Dans cet article
Le 19 septembre 2025, un média national a relayé une décision de justice concernant une école Montessori située à Maisons-Laffitte. Par ordonnance fondée sur la théorie du trouble anormal du voisinage, la juridiction compétente a restreint l’usage de la cour de récréation de l’établissement, estimant que les cris d’enfants constituaient une nuisance sonore excessive pour le voisinage.
À la suite de cette décision, cinq riverains invoquant leur droit à la tranquillité, notamment dans le cadre du télétravail ou de la retraite, ont obtenu que l’accès à l’espace extérieur soit suspendu. Depuis le 10 août, les élèves concernés ne sont plus autorisés à jouer dehors durant le temps scolaire.
Une décision juridiquement cohérente au regard du droit civil
Sur le plan strictement juridique, la décision s’inscrit dans un raisonnement classique de droit civil. Le juge a mobilisé les règles relatives au voisinage et à la protection de la jouissance paisible des propriétés privées.

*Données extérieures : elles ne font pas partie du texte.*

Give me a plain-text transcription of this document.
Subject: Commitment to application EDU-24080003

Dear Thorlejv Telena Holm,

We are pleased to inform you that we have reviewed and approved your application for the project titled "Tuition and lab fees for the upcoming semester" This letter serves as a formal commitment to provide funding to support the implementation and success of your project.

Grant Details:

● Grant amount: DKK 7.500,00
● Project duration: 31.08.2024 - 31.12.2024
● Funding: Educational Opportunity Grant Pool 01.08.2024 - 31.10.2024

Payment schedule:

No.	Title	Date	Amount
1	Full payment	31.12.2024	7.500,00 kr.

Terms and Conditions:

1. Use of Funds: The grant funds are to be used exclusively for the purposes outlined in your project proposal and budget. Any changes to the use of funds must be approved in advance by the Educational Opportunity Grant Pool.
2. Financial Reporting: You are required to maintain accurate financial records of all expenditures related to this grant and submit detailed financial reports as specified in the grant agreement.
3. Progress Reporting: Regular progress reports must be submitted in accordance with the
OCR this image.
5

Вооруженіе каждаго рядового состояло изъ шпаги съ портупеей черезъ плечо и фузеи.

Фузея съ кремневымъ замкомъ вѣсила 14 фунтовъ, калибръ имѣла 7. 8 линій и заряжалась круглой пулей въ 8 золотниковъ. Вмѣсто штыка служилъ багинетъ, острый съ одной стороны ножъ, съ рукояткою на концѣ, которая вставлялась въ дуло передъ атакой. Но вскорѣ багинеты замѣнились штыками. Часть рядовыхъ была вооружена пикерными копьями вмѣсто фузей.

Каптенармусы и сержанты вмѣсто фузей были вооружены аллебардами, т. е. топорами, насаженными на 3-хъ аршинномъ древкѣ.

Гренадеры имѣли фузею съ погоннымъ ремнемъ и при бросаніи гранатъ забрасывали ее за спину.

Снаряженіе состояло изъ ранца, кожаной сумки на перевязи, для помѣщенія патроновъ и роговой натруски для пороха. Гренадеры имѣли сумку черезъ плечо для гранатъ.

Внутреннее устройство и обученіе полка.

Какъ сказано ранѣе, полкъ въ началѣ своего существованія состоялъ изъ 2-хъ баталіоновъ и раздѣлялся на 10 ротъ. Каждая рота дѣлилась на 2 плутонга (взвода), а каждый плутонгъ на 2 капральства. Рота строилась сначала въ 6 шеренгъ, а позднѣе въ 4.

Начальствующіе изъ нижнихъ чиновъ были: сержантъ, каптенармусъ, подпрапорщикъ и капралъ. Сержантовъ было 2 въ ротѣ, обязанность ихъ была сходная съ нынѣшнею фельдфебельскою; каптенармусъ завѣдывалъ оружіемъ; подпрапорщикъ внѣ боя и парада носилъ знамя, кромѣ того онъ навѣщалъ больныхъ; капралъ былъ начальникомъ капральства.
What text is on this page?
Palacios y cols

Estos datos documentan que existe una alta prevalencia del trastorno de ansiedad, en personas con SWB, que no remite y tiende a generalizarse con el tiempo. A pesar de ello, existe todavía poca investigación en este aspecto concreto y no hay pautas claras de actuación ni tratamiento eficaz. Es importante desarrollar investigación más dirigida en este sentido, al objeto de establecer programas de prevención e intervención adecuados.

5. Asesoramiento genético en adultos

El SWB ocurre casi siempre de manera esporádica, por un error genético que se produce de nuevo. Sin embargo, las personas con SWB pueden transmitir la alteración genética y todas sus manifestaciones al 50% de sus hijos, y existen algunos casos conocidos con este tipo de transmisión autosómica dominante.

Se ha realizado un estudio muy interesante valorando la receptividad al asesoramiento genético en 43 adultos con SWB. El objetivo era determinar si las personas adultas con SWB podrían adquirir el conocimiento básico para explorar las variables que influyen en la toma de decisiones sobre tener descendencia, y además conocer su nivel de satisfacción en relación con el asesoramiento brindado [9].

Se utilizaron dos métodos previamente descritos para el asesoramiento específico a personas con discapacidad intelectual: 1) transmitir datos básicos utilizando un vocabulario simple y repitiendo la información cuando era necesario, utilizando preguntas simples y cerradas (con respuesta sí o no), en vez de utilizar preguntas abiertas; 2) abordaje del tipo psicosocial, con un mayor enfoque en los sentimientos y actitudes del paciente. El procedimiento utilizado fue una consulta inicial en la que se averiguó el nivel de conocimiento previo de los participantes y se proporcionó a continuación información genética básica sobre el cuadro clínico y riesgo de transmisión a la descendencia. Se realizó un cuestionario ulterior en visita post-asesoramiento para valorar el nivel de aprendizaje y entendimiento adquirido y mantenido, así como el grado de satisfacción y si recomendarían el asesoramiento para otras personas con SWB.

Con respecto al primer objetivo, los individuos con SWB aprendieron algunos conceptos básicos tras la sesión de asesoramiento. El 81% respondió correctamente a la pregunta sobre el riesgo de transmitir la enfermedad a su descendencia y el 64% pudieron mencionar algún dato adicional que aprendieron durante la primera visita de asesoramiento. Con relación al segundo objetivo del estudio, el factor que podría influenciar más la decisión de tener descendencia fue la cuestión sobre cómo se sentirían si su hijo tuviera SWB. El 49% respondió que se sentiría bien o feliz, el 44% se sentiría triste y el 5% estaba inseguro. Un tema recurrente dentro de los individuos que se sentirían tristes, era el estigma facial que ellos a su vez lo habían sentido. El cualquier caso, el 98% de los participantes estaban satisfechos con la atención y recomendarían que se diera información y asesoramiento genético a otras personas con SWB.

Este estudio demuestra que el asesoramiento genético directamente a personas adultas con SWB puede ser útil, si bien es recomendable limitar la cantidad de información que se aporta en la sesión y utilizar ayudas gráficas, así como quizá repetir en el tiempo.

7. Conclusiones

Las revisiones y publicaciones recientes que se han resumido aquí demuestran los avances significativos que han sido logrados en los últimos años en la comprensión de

La qualification de nuisance sonore repose sur une appréciation concrète de l’intensité, de la fréquence et de la durée des bruits constatés.
Dans cette logique, la solution retenue apparaît conforme aux instruments juridiques mobilisés et aux critères habituellement utilisés en matière de troubles anormaux du voisinage.
Une tension avec les normes relatives aux droits de l’enfant
Cette affaire met toutefois en lumière une tension normative plus large. La restriction de l’accès à la cour de récréation interroge la place accordée, dans le raisonnement juridictionnel, aux droits fondamentaux de l’enfant, notamment le droit au jeu, au repos et au développement, reconnus par la Convention internationale des droits de l’enfant (articles 29 et 31).
L’arbitrage opéré révèle une hiérarchisation implicite des intérêts en présence, dans laquelle les exigences liées à la tranquillité du voisinage ont prévalu sur les besoins éducatifs et développementaux des enfants concernés. Cette hiérarchisation n’est pas explicitement discutée en tant que telle dans la décision, mais elle résulte mécaniquement du cadre juridique retenu.
Un symptôme d’une évolution plus générale du traitement juridique de l’enfance
Au-delà de son caractère singulier, ce contentieux s’inscrit dans un contexte plus large où les espaces éducatifs sont de plus en plus appréhendés à travers des prismes gestionnaires, réglementaires ou contentieux. L’école, en tant que lieu de vie collective, se trouve parfois assimilée à une source de nuisances à réguler, plutôt qu’à un espace nécessitant une protection spécifique en raison de sa fonction éducative.
Cette évolution ne traduit pas nécessairement une intention de remise en cause des droits de l’enfant, mais elle révèle une difficulté structurelle à articuler, dans les décisions concrètes, les normes de droit interne avec les engagements internationaux de la France.
Une difficulté d’articulation entre droit interne et engagements internationaux
Le cas de Maisons-Laffitte illustre les limites actuelles de l’intégration effective du principe de l’intérêt supérieur de l’enfant dans certains contentieux de droit commun. Lorsque les litiges sont traités exclusivement sous l’angle du droit civil ou administratif classique, les normes internationales protectrices de l’enfance peuvent demeurer périphériques, voire absentes, du raisonnement juridictionnel.
Il ne s’agit pas d’un refus explicite de ces normes, mais d’une difficulté à les mobiliser de manière opérante face à des dispositifs juridiques internes historiquement structurés autour d’autres priorités.
Conclusion
La privation d’une cour de récréation par décision de justice constitue un fait juridiquement explicable, mais normativement questionnant. Elle met en évidence un déséquilibre possible entre la protection des intérêts privés et la prise en compte des besoins fondamentaux des enfants dans l’espace public.
Ce type de décision agit comme un révélateur des tensions actuelles du droit français : abondant en normes, mais parfois fragmenté dans leur articulation. La question posée n’est pas celle de l’existence des droits de l’enfant, mais celle de leur effectivité concrète lorsque des intérêts concurrents, juridiquement mieux outillés, entrent en jeu.